What I have found is that there WAS a Russian Princess by the name of Nadezhda Petrovna Orlov. Now the familiar name Nadia is often associated with the more formal Nadezhda. So, there is possibility.

Nadezhda Petrovna Orlov fled Russian after the revolution and may have sold jewels to fund the journey - as many of the nobility did. Many jewels were being sold at the time of the Russian Revolution.

I would also like to put forward my theory that the Orlov family had estates on "the Black Lake" and also bred horses known as Black Orlov's. It doesn't seem a stretch that the Black Orlov may have well indeed belonged to a Russian Princess Orlov.

It should be noted that another large diamond, known as The Orlov, was purchased by Prince Orlov as a gift for Catherine the Great. This diamond also has a legend of being stolen from an idol in India. Perhaps the history of the 2 Orlov diamonds became muddled over time.

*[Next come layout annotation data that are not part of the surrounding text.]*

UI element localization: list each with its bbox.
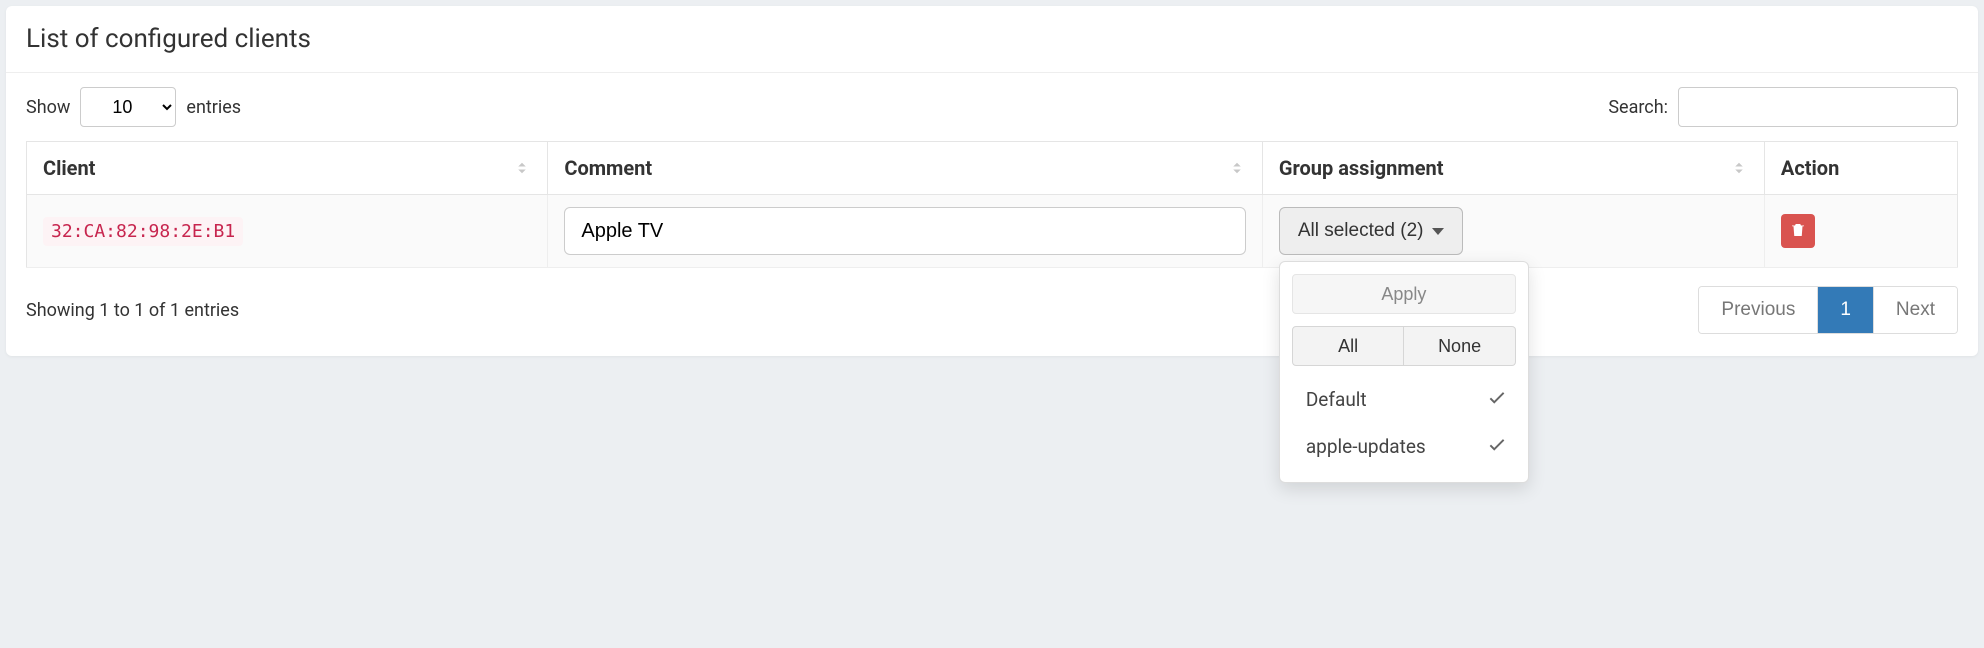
group-dropdown-menu: Apply All None Default [1279,261,1529,483]
panel-body: Show 10 entries Search: Client [6,73,1978,356]
clients-table: Client Comment [26,141,1958,268]
entries-select[interactable]: 10 [80,87,176,127]
comment-input[interactable] [564,207,1245,255]
th-comment-label: Comment [564,156,652,180]
th-client[interactable]: Client [27,142,548,195]
group-option[interactable]: apple-updates [1292,423,1516,470]
table-header-row: Client Comment [27,142,1958,195]
page-next-button[interactable]: Next [1874,287,1957,333]
table-topbar: Show 10 entries Search: [26,87,1958,127]
th-group-label: Group assignment [1279,156,1444,180]
table-row: 32:CA:82:98:2E:B1 All selected (2) A [27,195,1958,268]
th-comment[interactable]: Comment [548,142,1262,195]
page-number-button[interactable]: 1 [1818,287,1874,333]
group-option-label: Default [1306,388,1367,411]
group-select-none-button[interactable]: None [1404,326,1516,366]
clients-panel: List of configured clients Show 10 entri… [6,6,1978,356]
cell-action [1764,195,1957,268]
delete-button[interactable] [1781,214,1815,248]
search-wrap: Search: [1608,87,1958,127]
search-label: Search: [1608,97,1668,118]
check-icon [1486,386,1508,413]
panel-title: List of configured clients [26,24,1958,54]
group-dropdown-toggle[interactable]: All selected (2) [1279,207,1463,255]
length-menu: Show 10 entries [26,87,241,127]
th-action-label: Action [1781,156,1839,180]
group-dropdown-label: All selected (2) [1298,220,1424,242]
cell-group: All selected (2) Apply All None [1262,195,1764,268]
cell-client: 32:CA:82:98:2E:B1 [27,195,548,268]
group-select: All selected (2) Apply All None [1279,207,1463,255]
table-info: Showing 1 to 1 of 1 entries [26,300,239,321]
client-mac: 32:CA:82:98:2E:B1 [43,217,243,246]
trash-icon [1789,221,1807,242]
th-client-label: Client [43,156,95,180]
length-entries-label: entries [186,97,241,118]
group-select-all-none: All None [1292,326,1516,366]
length-show-label: Show [26,97,70,118]
caret-down-icon [1432,228,1444,235]
sort-icon [1730,159,1748,177]
th-action: Action [1764,142,1957,195]
panel-header: List of configured clients [6,6,1978,73]
group-option[interactable]: Default [1292,376,1516,423]
sort-icon [513,159,531,177]
search-input[interactable] [1678,87,1958,127]
th-group[interactable]: Group assignment [1262,142,1764,195]
cell-comment [548,195,1262,268]
table-bottombar: Showing 1 to 1 of 1 entries Previous 1 N… [26,286,1958,334]
group-apply-button[interactable]: Apply [1292,274,1516,314]
group-option-label: apple-updates [1306,435,1426,458]
page-previous-button[interactable]: Previous [1699,287,1818,333]
sort-icon [1228,159,1246,177]
pagination: Previous 1 Next [1698,286,1958,334]
group-select-all-button[interactable]: All [1292,326,1405,366]
check-icon [1486,433,1508,460]
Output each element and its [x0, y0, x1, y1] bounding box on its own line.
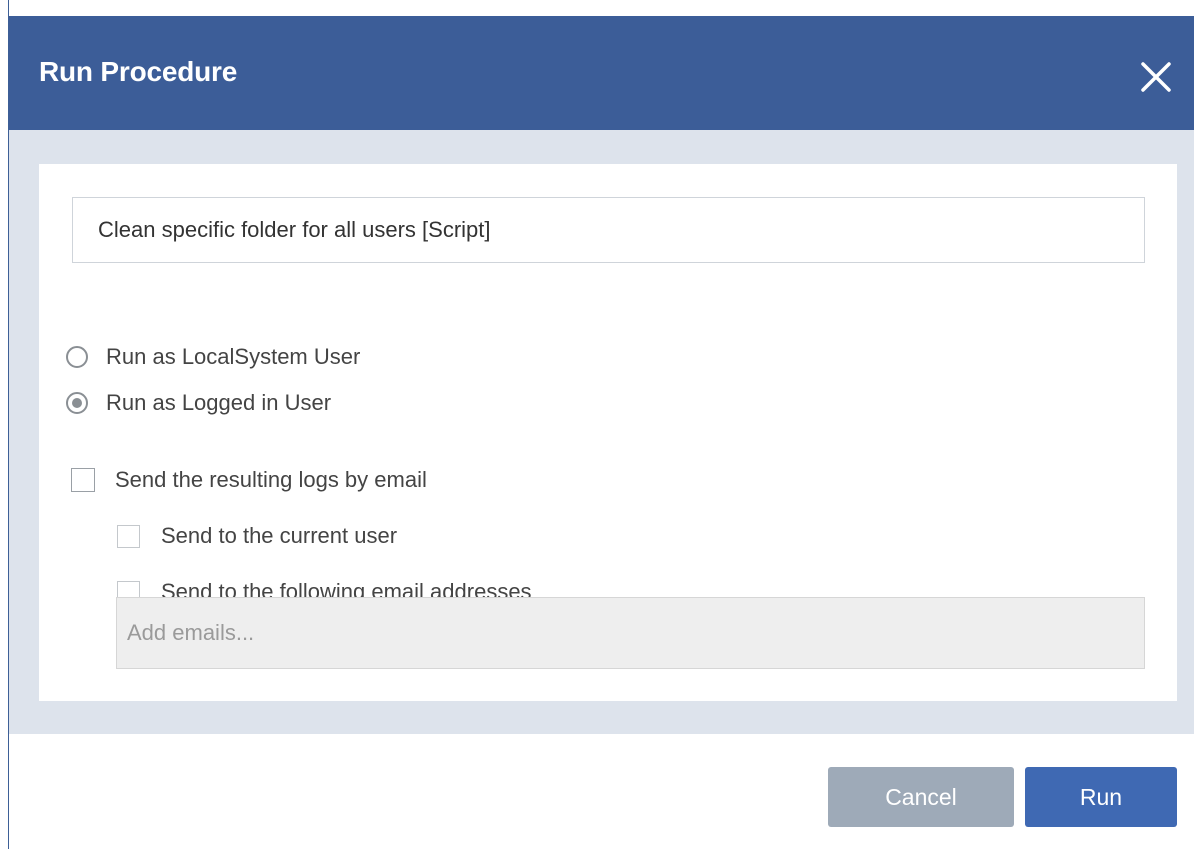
- send-logs-label: Send the resulting logs by email: [115, 467, 427, 492]
- dialog-title: Run Procedure: [39, 56, 238, 87]
- radio-checked-icon[interactable]: [66, 392, 88, 414]
- dialog-body: Clean specific folder for all users [Scr…: [9, 130, 1194, 734]
- send-logs-option[interactable]: Send the resulting logs by email: [71, 463, 427, 497]
- dialog-footer: Cancel Run: [9, 734, 1194, 849]
- run-button[interactable]: Run: [1025, 767, 1177, 827]
- form-panel: Clean specific folder for all users [Scr…: [39, 164, 1177, 701]
- run-as-localsystem-label: Run as LocalSystem User: [106, 344, 361, 369]
- run-as-localsystem-option[interactable]: Run as LocalSystem User: [66, 340, 360, 374]
- run-as-logged-in-option[interactable]: Run as Logged in User: [66, 386, 331, 420]
- procedure-name-field[interactable]: Clean specific folder for all users [Scr…: [72, 197, 1145, 263]
- cancel-button[interactable]: Cancel: [828, 767, 1014, 827]
- close-icon[interactable]: [1137, 58, 1175, 96]
- run-procedure-dialog: Run Procedure Clean specific folder for …: [8, 0, 1194, 849]
- dialog-header: Run Procedure: [9, 16, 1194, 130]
- send-current-user-checkbox[interactable]: [117, 524, 140, 548]
- run-as-logged-in-label: Run as Logged in User: [106, 390, 332, 415]
- send-current-user-option[interactable]: Send to the current user: [117, 519, 397, 553]
- send-current-user-label: Send to the current user: [161, 523, 398, 548]
- send-logs-checkbox[interactable]: [71, 468, 95, 492]
- emails-input[interactable]: Add emails...: [116, 597, 1145, 669]
- radio-unchecked-icon[interactable]: [66, 346, 88, 368]
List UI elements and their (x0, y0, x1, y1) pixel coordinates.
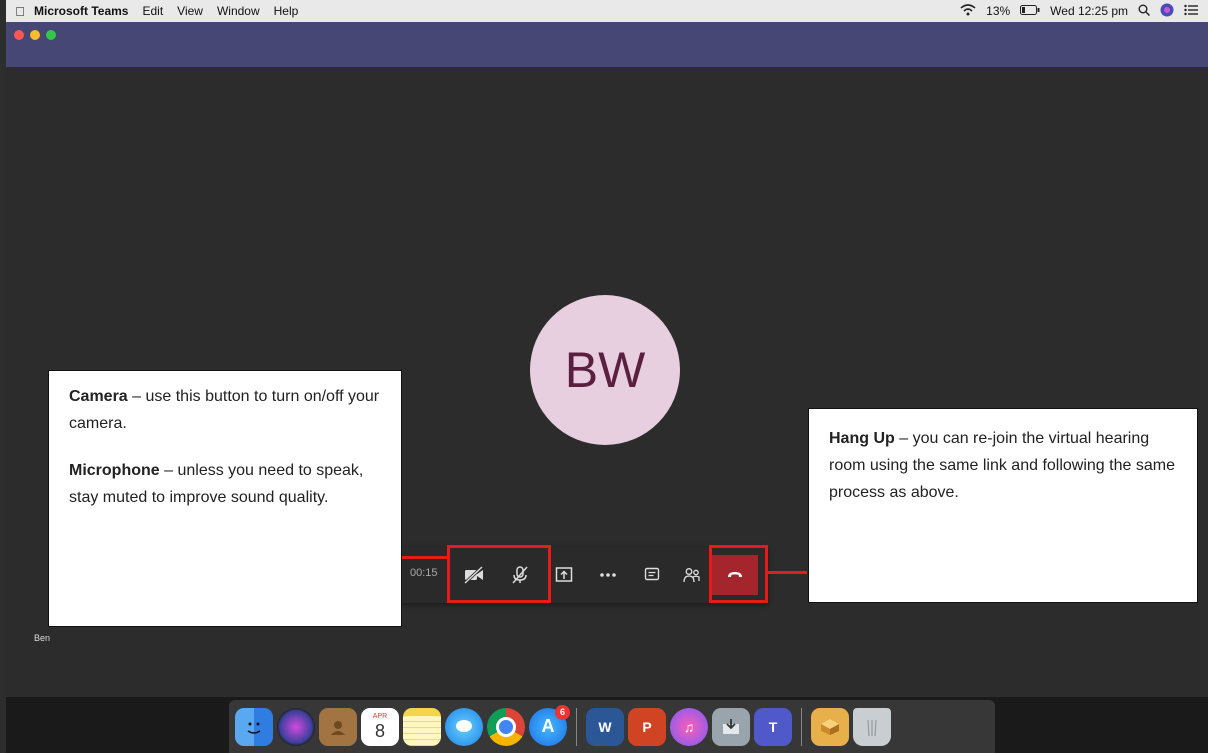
itunes-icon[interactable]: ♫ (670, 707, 708, 746)
camera-callout-connector (400, 556, 448, 559)
close-window-icon[interactable] (14, 30, 24, 40)
menu-help[interactable]: Help (274, 4, 299, 18)
appstore-icon[interactable]: A 6 (529, 704, 570, 746)
microphone-callout-title: Microphone (69, 462, 160, 479)
calendar-icon[interactable]: APR 8 (361, 707, 399, 746)
share-screen-icon (555, 567, 573, 582)
siri-menu-icon[interactable] (1160, 3, 1174, 20)
participants-icon (683, 568, 700, 583)
more-actions-button[interactable] (596, 563, 620, 587)
camera-microphone-callout: Camera – use this button to turn on/off … (48, 370, 402, 627)
wifi-icon[interactable] (960, 3, 976, 19)
powerpoint-icon[interactable]: P (628, 707, 666, 746)
hang-up-highlight-box (709, 545, 768, 603)
menu-edit[interactable]: Edit (142, 4, 163, 18)
battery-icon[interactable] (1020, 4, 1040, 18)
contacts-icon[interactable] (319, 707, 357, 746)
macos-menubar:  Microsoft Teams Edit View Window Help … (6, 0, 1208, 22)
teams-window-titlebar (6, 22, 1208, 67)
participant-name-label: Ben (34, 633, 51, 643)
camera-mic-highlight-box (447, 545, 551, 603)
maximize-window-icon[interactable] (46, 30, 56, 40)
camera-callout-title: Camera (69, 388, 128, 405)
share-screen-button[interactable] (552, 563, 576, 587)
chrome-icon[interactable] (487, 707, 525, 746)
word-icon[interactable]: W (586, 707, 624, 746)
finder-icon[interactable] (235, 707, 273, 746)
hang-up-callout: Hang Up – you can re-join the virtual he… (808, 408, 1198, 603)
messages-icon[interactable] (445, 707, 483, 746)
participant-avatar: BW (530, 295, 680, 445)
dock-separator (801, 707, 802, 746)
hang-up-callout-text: Hang Up – you can re-join the virtual he… (829, 430, 1175, 501)
avatar-initials: BW (564, 342, 646, 398)
menu-app-name[interactable]: Microsoft Teams (34, 4, 128, 18)
window-controls (14, 30, 56, 40)
notes-icon[interactable] (403, 707, 441, 746)
dock-separator (576, 707, 577, 746)
installer-icon[interactable] (712, 707, 750, 746)
appstore-badge: 6 (555, 704, 570, 720)
battery-percent: 13% (986, 4, 1011, 18)
call-timer: 00:15 (410, 567, 438, 579)
teams-icon[interactable]: T (754, 707, 792, 746)
menu-view[interactable]: View (177, 4, 203, 18)
macos-dock: APR 8 A 6 W P ♫ T (229, 700, 995, 753)
notification-center-icon[interactable] (1184, 4, 1198, 19)
chat-icon (644, 567, 660, 581)
minimize-window-icon[interactable] (30, 30, 40, 40)
hang-up-callout-connector (765, 571, 807, 574)
chat-button[interactable] (640, 563, 664, 587)
menu-clock[interactable]: Wed 12:25 pm (1050, 4, 1128, 18)
siri-icon[interactable] (277, 707, 315, 746)
more-options-icon (600, 573, 616, 577)
archive-icon[interactable] (811, 707, 849, 746)
menu-window[interactable]: Window (217, 4, 260, 18)
apple-menu-icon[interactable]:  (6, 4, 34, 19)
trash-icon[interactable] (853, 707, 891, 746)
hang-up-callout-title: Hang Up (829, 430, 895, 447)
microphone-callout-text: Microphone – unless you need to speak, s… (69, 462, 364, 506)
status-area: 13% Wed 12:25 pm (960, 3, 1208, 20)
camera-callout-text: Camera – use this button to turn on/off … (69, 388, 380, 432)
participants-button[interactable] (680, 563, 704, 587)
spotlight-search-icon[interactable] (1138, 4, 1151, 19)
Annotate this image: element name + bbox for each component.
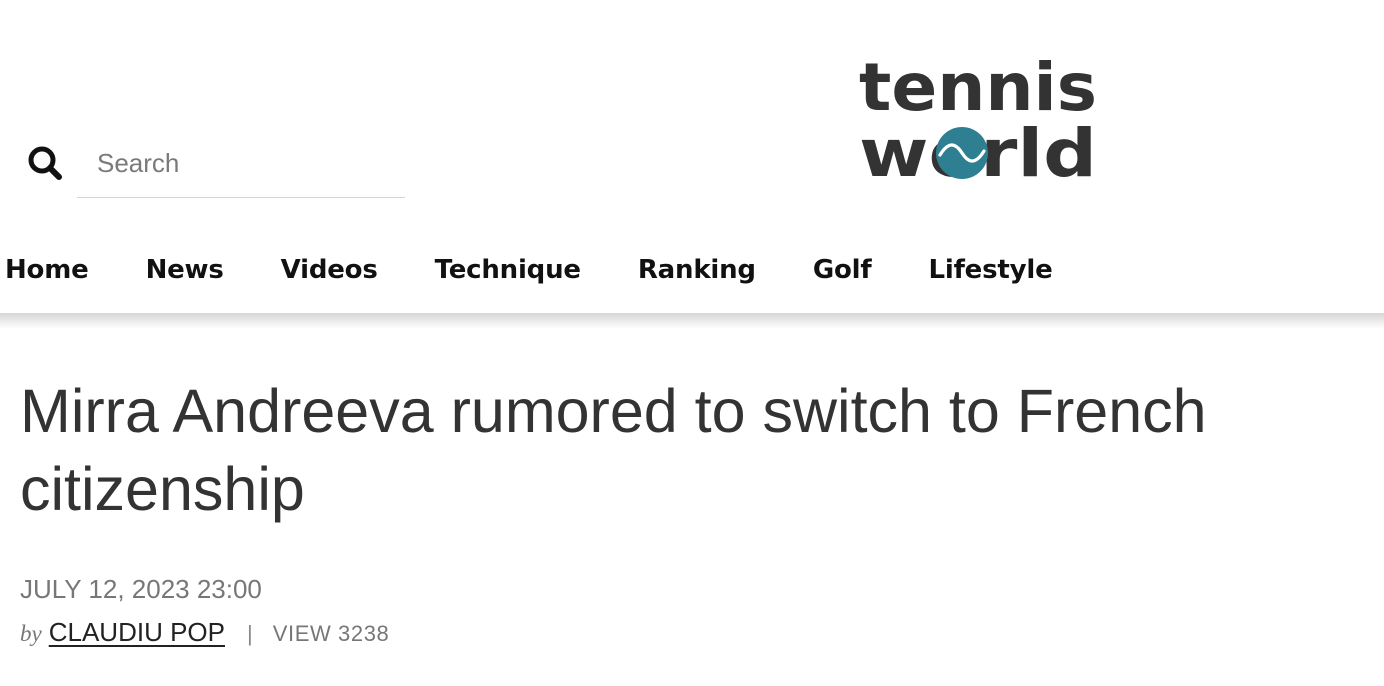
- article-date: JULY 12, 2023 23:00: [20, 574, 262, 604]
- nav-item-golf[interactable]: Golf: [813, 255, 872, 285]
- tennis-world-logo[interactable]: tennis world: [855, 49, 1105, 192]
- search-input[interactable]: [77, 130, 405, 198]
- byline-separator: |: [246, 621, 253, 646]
- search-icon[interactable]: [24, 142, 66, 184]
- main-navigation: Home News Videos Technique Ranking Golf …: [0, 245, 1110, 295]
- search-bar: [0, 130, 420, 200]
- nav-item-news[interactable]: News: [146, 255, 224, 285]
- nav-item-videos[interactable]: Videos: [281, 255, 378, 285]
- nav-item-technique[interactable]: Technique: [435, 255, 581, 285]
- header-divider-shadow: [0, 313, 1384, 329]
- author-link[interactable]: CLAUDIU POP: [49, 617, 225, 648]
- nav-item-lifestyle[interactable]: Lifestyle: [928, 255, 1052, 285]
- nav-item-home[interactable]: Home: [5, 255, 89, 285]
- by-label: by: [20, 621, 42, 646]
- article: Mirra Andreeva rumored to switch to Fren…: [20, 372, 1360, 648]
- view-count: VIEW 3238: [272, 621, 390, 646]
- article-byline: by CLAUDIU POP | VIEW 3238: [20, 617, 1360, 648]
- article-title: Mirra Andreeva rumored to switch to Fren…: [20, 377, 1207, 523]
- site-header: tennis world Home News Videos Technique …: [0, 0, 1384, 315]
- nav-item-ranking[interactable]: Ranking: [638, 255, 756, 285]
- logo-graphic: tennis world: [859, 49, 1097, 192]
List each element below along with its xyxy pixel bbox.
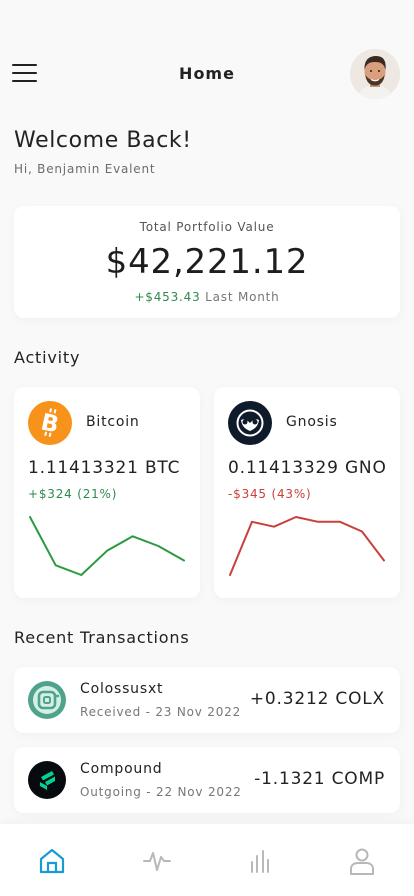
- chart-icon: [251, 850, 269, 873]
- activity-icon: [143, 852, 171, 871]
- sparkline-line: [229, 516, 385, 576]
- transaction-amount: +0.3212 COLX: [249, 689, 385, 709]
- transaction-name: Colossusxt: [80, 681, 164, 697]
- portfolio-label: Total Portfolio Value: [139, 220, 275, 234]
- transaction-meta: Received - 23 Nov 2022: [80, 705, 242, 719]
- coin-name: Gnosis: [286, 414, 338, 430]
- transaction-item[interactable]: Compound Outgoing - 22 Nov 2022 -1.1321 …: [14, 747, 400, 813]
- gnosis-icon: [228, 401, 272, 445]
- welcome-title: Welcome Back!: [14, 128, 192, 153]
- coin-amount: 0.11413329 GNO: [228, 458, 387, 478]
- portfolio-value: $42,221.12: [105, 242, 309, 282]
- app-header: Home: [0, 44, 414, 104]
- home-screen: Home Welcome Back! Hi, Benjamin Evalent …: [0, 0, 414, 896]
- profile-icon: [350, 848, 374, 875]
- coin-name: Bitcoin: [86, 414, 140, 430]
- bitcoin-icon: B: [28, 401, 72, 445]
- coin-change: +$324 (21%): [28, 487, 118, 501]
- portfolio-period: Last Month: [205, 290, 280, 304]
- colossusxt-icon: [28, 681, 66, 719]
- nav-chart[interactable]: [245, 846, 275, 876]
- activity-title: Activity: [14, 348, 81, 367]
- transactions-title: Recent Transactions: [14, 628, 190, 647]
- coin-change: -$345 (43%): [228, 487, 312, 501]
- portfolio-change: +$453.43: [134, 290, 201, 304]
- nav-activity[interactable]: [142, 846, 172, 876]
- profile-photo-icon: [350, 49, 400, 99]
- nav-home[interactable]: [37, 846, 67, 876]
- bottom-nav: [0, 824, 414, 896]
- transaction-meta: Outgoing - 22 Nov 2022: [80, 785, 242, 799]
- transaction-amount: -1.1321 COMP: [254, 769, 385, 789]
- activity-card-bitcoin[interactable]: B Bitcoin 1.11413321 BTC +$324 (21%): [14, 387, 200, 598]
- transaction-name: Compound: [80, 761, 163, 777]
- home-icon: [39, 848, 65, 874]
- sparkline-chart: [29, 516, 185, 576]
- transaction-item[interactable]: Colossusxt Received - 23 Nov 2022 +0.321…: [14, 667, 400, 733]
- nav-profile[interactable]: [347, 846, 377, 876]
- compound-icon: [28, 761, 66, 799]
- sparkline-line: [29, 516, 185, 576]
- portfolio-card[interactable]: Total Portfolio Value $42,221.12 +$453.4…: [14, 206, 400, 318]
- sparkline-chart: [229, 516, 385, 576]
- welcome-subtitle: Hi, Benjamin Evalent: [14, 162, 156, 176]
- portfolio-change-row: +$453.43 Last Month: [14, 290, 400, 304]
- coin-amount: 1.11413321 BTC: [28, 458, 181, 478]
- avatar[interactable]: [350, 49, 400, 99]
- activity-card-gnosis[interactable]: Gnosis 0.11413329 GNO -$345 (43%): [214, 387, 400, 598]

Today unsubstantiated rumors of a curse on the Black Orlov Diamond are being spread. The owner and diamond dealer who purchased the black diamond in 2004, Dennis Petimezas, currently has the diamond on tour. He "says" he has researched the diamond and claims:

"In 1947 Princess Nadia Vyegin Orlov and Princess Leonila Galitsine Bariatinsky - both former owners of the Black Orlov - leapt to their deaths in apparent suicides. Fifteen years earlier, J.W. Paris, the diamond dealer who imported the stone to the USA, jumped from one of New York's tallest buildings shortly after concluding the sale of the jewel."

No such events can be found however. Princess Leonilla Bariatinska lived to the ripe old age of 102, d -1918 in Switzerland. And the Princess (Nadia) Nadezhda Petrovna Orlov lived to be 90 years, d - 1988 in France. We can find no mention anywhere of a jeweler who jumped in New York.

One can only suppose (until such time as concrete evidence can be shown) that the current "hype" by the owner of the Black Orlov is to promote his loaning it be worn at the Oscars.